Denmark: Siltanews – News Desk
Local politicians in southern Norway have urged the government not to renew the country’s two oldest power links to Denmark in a bid to reduce local power prices.
“We are not opposed to the power cables as such, but the consequence [they have for local power prices in southern Norway],” Mathias Bernander, mayor of Kristiansand from the Conservative party, told Montel.
The Skagerrak 1 and 2 links (500 MW) were commissioned in 1976 and 1977 respectively and will reach the end of their technical lifetimes in 2026 and 2027.
Norwegian TSO Statnett and Danish TSO Energinet are currently investigating what to do with the cables. One alternative is to replace them with new cables, which requires government approval in both countries.
But any such application will face resistance from consumers in southern Norway who blame high export capacity for them having the highest power prices in Norway.
The Nordic nation is divided into five bidding zones, where average spot prices so far this year vary from EUR 48.80/MWh in the southern and southwestern NO2 zone to EUR 24.93/MWh in the northern NO4 zone.
“The price difference is unfair. Our region produces a lot of electricity, but we have the highest prices due to price impact from abroad,” said Bernander, adding that a reduction in export capacity may be necessary if the government failed to introduce policies to compensate for the price difference.
Mayors from several other municipalities in southern Norway also reject a renewal of the cables for similar reasons, reported local newspaper Faedrelandsvennen on Wednesday.
Norway currently has 9 GW of exchange capacity with neighbouring countries, of which 5.1 GW is connected via the NO2 zone to Denmark, Germany, the Netherlands and the UK.
Energy minister Terje Aasland of the Labour party told Montel he understood the mayors’ frustration, but that the government would not make any decision on renewal before they had received an application from Statnett.
“We need to have a power exchange that supports the Norwegian power system.

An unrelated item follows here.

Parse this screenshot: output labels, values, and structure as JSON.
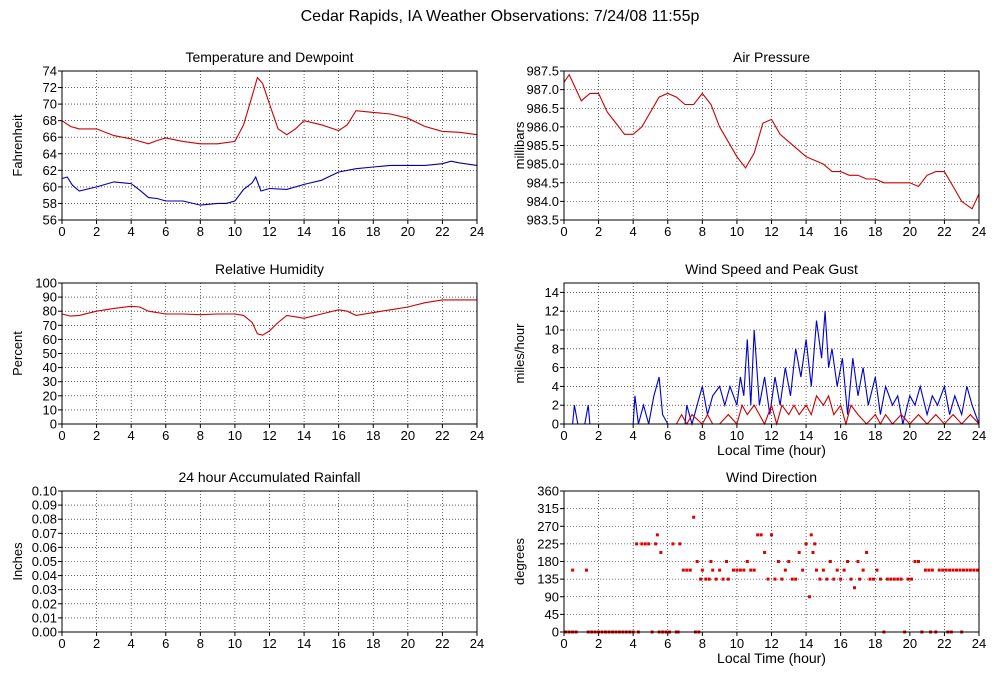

Right now, it is hard to tell how that will play out with a renewal [of the cables], but this is what Statnett will investigate,” he said.
Statnett CEO Elisabeth Vike Vardheim told Montel the two cables had reached an age where the risk of failure increased considerably, but it had yet to conclude on whether it would apply for a replacement.
Statnett was also working on other grid measures it hoped would reduce Norway’s internal price differences internally, she said.